Press Release
September 19, 2016


The Senate is poised to override unwarranted exemptions listed by the Executive department in the Freedom of Information (FOI) executive order, Senator Grace Poe announced today, as she noted a strong FOI law crafted by legislators is needed to stamp out corruption and ensure transparency and accountability in the bureaucracy.

Poe, chairperson of the Senate committee on public information and mass media that held its maiden public hearing on the anti-corruption measure, said while FOI advocates an open government, 166 exceptions for non-disclosure is just too stringent and may be subject to certain abuses.

"Imbes na pintasan natin ang exemptions, hinihingi ko sa bawat resource person ang maaaring sabihin na apprehensions ukol sa specfic exemptions, kasi 166 nga iyon. May mga iba naman doon na legitimate exemptions pero may mga iba din na sa tingin ko ay hindi naman natin kailangang isama pa. Kaya nga kailangan ding pag-aralang mabuti itong mga exemptions na ito kasi we have to make specific mentions of those in the new law so that these will override the executive order," Poe told reporters after the hearing.

Poe assured that the Senate panel will fully scrutinize the exceptions in Executive Order No. 2 covering the Executive branch earlier issued by Malacañang to guarantee that said exceptions shall not be used to cover up a crime, wrongdoing, graft or corruption.

"Palagi naming sinasabing kung ang dahilan ay para pagtakpan ang isang mali, hindi pwedeng gamitin ang Freedom of Information," the senator added, pointing out that the long overdue FOI will cover the entire bureaucracy.

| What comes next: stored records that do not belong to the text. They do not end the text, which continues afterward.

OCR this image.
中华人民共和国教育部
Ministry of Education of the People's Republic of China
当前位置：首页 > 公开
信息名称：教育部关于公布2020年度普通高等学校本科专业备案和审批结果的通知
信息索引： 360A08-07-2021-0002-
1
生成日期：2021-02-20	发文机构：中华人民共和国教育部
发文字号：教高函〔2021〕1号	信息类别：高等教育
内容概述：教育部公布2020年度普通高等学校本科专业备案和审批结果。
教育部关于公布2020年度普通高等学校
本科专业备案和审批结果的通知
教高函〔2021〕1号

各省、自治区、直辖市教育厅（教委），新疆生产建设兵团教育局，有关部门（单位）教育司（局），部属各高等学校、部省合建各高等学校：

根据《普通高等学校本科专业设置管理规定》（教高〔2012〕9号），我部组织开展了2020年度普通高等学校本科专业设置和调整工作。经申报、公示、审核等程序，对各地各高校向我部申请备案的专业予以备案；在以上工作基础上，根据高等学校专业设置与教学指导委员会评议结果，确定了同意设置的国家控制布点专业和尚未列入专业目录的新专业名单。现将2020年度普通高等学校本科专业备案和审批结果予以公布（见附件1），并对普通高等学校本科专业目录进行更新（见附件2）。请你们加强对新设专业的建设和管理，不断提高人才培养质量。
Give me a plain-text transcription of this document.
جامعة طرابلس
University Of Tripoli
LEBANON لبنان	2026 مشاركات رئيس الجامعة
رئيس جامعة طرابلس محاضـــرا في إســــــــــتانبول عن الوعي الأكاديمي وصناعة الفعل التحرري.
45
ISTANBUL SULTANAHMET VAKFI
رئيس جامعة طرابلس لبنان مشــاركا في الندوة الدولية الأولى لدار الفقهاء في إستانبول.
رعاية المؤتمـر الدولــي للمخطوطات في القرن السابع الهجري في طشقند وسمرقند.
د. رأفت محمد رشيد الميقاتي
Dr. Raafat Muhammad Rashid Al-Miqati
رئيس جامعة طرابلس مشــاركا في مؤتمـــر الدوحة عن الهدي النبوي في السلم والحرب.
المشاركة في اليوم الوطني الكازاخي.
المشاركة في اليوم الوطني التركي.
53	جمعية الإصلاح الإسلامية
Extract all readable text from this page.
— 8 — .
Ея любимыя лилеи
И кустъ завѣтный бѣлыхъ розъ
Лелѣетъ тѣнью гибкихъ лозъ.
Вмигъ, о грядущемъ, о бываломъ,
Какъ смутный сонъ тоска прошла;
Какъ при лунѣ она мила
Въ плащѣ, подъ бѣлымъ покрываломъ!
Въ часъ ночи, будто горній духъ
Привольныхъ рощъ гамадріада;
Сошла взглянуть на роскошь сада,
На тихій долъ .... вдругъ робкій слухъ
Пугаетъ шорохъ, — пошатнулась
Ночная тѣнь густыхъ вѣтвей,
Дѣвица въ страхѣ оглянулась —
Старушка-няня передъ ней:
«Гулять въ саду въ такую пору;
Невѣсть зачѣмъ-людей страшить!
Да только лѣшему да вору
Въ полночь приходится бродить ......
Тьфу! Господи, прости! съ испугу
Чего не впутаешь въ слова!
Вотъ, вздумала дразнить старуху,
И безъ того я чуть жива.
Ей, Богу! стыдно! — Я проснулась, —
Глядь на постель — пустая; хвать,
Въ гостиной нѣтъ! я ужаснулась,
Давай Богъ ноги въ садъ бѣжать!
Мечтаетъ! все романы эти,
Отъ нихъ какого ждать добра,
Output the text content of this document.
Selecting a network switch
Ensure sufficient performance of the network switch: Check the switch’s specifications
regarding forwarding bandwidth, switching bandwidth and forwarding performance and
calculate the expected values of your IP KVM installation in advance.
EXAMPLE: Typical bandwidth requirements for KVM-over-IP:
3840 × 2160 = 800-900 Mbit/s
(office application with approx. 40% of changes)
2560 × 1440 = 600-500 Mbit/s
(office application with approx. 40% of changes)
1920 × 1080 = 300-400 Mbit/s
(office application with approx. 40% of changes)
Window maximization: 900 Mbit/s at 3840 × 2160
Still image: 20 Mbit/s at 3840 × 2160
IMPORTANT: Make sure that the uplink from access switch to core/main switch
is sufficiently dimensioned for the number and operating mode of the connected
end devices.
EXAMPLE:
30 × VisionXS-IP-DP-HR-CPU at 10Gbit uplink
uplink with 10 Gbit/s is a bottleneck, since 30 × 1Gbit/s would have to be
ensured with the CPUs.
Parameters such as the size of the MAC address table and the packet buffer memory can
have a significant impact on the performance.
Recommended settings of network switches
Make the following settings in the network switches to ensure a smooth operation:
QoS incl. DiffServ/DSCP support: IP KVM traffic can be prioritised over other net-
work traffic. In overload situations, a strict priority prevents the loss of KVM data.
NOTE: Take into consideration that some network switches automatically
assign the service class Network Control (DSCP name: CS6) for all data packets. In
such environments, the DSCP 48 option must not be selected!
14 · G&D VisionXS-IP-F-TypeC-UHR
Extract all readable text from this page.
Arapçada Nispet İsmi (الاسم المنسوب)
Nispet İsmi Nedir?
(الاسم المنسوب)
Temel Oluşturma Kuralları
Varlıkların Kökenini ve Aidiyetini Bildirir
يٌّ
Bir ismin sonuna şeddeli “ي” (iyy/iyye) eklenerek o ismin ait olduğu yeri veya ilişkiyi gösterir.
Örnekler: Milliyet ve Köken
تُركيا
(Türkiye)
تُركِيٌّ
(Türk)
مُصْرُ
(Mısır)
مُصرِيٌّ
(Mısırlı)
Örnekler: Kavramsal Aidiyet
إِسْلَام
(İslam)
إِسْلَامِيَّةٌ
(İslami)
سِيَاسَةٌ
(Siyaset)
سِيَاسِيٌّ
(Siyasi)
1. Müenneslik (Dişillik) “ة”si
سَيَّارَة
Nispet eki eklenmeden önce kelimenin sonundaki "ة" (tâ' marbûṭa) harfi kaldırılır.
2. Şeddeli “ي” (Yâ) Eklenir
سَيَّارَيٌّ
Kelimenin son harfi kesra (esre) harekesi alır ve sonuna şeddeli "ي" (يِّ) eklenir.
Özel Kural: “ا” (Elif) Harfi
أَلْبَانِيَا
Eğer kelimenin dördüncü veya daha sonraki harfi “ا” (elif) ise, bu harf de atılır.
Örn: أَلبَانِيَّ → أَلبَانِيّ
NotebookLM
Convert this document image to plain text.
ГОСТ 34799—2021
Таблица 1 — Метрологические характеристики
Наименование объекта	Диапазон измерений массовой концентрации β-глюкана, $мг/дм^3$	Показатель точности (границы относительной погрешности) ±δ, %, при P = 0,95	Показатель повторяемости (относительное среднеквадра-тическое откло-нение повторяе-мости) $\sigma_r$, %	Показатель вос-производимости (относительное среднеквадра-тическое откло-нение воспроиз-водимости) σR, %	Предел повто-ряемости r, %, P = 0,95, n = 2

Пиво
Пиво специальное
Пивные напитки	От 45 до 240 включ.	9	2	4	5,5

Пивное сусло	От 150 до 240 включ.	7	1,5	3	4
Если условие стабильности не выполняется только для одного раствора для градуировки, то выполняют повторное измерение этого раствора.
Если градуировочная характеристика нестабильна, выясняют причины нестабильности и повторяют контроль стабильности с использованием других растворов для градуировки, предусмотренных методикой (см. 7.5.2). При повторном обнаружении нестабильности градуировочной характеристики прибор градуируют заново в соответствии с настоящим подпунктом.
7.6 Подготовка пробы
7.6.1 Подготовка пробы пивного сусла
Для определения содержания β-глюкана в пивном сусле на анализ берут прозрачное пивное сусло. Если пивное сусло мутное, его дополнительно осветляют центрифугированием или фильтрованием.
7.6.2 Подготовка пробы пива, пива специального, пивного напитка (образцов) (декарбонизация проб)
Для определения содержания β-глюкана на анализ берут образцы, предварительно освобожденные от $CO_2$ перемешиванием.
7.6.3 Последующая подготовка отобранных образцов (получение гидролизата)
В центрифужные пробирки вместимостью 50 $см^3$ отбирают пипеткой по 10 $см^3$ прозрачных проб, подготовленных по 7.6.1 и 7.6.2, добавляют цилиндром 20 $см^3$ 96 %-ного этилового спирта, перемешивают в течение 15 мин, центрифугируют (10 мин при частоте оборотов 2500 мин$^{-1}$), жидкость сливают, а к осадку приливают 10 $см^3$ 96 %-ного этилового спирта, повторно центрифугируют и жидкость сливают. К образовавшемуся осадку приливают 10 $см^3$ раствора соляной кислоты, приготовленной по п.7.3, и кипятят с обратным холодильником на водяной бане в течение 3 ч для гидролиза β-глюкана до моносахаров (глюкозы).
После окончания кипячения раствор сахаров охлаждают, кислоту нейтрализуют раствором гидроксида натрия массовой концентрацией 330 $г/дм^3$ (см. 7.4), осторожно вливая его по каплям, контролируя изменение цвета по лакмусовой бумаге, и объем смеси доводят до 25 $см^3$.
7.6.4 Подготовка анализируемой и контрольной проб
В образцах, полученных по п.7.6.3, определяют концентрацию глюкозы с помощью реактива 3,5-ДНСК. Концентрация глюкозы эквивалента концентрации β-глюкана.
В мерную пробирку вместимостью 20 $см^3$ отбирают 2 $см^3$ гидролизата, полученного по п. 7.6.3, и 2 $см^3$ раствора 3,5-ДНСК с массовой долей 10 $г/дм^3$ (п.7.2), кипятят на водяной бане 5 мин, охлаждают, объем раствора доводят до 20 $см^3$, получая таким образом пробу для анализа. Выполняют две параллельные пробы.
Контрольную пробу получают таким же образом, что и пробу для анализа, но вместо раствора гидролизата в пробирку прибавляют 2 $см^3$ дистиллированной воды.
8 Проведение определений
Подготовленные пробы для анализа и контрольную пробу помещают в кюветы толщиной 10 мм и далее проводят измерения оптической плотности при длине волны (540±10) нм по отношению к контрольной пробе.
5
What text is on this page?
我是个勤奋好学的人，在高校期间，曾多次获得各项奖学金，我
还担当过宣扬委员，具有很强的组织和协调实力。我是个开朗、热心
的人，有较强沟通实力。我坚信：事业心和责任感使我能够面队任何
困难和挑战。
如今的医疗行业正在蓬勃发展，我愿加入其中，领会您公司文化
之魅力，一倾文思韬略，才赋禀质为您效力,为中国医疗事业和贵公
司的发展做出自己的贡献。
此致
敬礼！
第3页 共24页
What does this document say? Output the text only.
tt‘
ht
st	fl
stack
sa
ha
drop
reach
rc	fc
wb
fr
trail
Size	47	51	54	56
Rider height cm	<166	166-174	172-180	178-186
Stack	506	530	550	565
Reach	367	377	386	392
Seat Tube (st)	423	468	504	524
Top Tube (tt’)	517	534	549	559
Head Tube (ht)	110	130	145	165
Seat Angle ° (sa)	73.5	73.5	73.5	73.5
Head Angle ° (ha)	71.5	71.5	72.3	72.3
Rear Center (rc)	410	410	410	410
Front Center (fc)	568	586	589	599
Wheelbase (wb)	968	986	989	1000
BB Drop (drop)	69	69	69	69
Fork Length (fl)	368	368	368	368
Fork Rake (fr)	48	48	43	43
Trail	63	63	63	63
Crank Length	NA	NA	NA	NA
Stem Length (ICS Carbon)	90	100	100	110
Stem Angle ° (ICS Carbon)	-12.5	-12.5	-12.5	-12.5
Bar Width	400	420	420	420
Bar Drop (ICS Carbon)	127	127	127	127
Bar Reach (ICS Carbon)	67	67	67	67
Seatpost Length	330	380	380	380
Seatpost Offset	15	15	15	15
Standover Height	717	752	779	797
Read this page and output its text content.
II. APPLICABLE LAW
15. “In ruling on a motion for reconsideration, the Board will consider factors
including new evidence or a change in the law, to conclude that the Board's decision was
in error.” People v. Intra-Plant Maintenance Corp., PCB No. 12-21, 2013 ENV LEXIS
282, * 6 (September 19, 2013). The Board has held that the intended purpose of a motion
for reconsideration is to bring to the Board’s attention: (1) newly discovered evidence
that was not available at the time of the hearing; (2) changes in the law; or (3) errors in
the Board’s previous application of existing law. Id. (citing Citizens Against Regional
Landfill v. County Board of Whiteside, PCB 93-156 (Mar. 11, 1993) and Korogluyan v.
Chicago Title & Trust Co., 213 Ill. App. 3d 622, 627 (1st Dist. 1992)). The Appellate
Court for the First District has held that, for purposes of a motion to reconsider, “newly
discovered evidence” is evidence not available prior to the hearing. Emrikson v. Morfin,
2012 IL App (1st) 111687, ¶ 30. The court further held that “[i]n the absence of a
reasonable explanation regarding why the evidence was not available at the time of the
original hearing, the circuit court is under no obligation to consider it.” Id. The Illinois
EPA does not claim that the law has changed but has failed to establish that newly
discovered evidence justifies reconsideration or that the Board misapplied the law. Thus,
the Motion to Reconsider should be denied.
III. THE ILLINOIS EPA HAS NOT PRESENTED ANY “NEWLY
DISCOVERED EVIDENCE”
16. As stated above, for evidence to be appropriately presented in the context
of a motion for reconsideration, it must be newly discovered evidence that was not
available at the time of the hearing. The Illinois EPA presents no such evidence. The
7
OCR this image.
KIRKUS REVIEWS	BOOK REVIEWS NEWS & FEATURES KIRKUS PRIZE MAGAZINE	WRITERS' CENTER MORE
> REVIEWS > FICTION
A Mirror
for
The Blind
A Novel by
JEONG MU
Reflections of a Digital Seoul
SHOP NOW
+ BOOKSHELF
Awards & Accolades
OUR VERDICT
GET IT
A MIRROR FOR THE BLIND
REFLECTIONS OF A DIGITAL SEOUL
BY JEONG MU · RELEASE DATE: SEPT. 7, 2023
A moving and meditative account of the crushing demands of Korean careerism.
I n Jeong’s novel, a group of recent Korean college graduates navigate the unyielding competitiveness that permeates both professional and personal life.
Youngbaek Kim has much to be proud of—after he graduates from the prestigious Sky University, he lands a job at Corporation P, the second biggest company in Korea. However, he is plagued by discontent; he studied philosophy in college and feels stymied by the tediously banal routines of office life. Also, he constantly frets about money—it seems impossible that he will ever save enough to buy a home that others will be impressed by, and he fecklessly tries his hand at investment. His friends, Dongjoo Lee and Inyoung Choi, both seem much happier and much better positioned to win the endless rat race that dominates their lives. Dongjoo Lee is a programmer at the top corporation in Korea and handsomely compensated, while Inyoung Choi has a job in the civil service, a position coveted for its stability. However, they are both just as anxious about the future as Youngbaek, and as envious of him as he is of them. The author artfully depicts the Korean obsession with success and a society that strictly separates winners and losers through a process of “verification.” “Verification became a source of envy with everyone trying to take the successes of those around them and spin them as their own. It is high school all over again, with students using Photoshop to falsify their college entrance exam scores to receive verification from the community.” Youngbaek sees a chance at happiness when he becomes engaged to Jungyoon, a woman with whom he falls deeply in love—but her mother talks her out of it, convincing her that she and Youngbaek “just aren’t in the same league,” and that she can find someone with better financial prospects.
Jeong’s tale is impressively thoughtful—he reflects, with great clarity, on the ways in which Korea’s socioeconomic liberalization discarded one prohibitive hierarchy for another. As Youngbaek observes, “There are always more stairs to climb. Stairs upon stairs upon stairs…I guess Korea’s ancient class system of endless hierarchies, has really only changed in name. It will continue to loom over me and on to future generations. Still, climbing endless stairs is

Under Senate Bill No. 159 or An Act Implementing the People's Right to Information and the Constitutional Policies of Full Public Disclosure and Honesty in the Public Service filed by Poe, the public would be granted access to records or information that are under the control of government. The bill listed 13 major exceptions and the information may be withheld if the information requested would jeopardize national security, foreign relations, law enforcement operations, trade and economic secrets, individual's right to privacy, privileged information as considered in judicial proceedings or information made in executive sessions of Congress and those that are covered by presidential communications privilege. These exceptions in the Senate bill were included in the FOI EO, but the Executive deemed it necessary to include a roster of exceptions for non-disclosure, with resource persons in the hearing expressing apprehension on such.

Usability of information available to the public and easy access would also be considered by the lawmakers in the final draft of the measure, Poe said.

"Kahit na may FOI, kung napakahirap naman ng format nito at tatambakan ka ng impormasyon na hindi naman importante, so balewala rin. Sa usability, automatic uploading sa website in a format that is technologically relevant kasi you have to keep updating your system. We have to keep with the times to make sure that access to information is easy," said Poe.

"Having been the longest pending bill in Congress, as the first known FOI bill was filed by the late Sen. Raul Roco, we see the need to finally enact an FOI law as the administration also fully espouses transparency and accountability in the bureaucracy," said Poe.

The next public hearing is set on Sept. 29 at 10 a.m. at the Philippine Senate.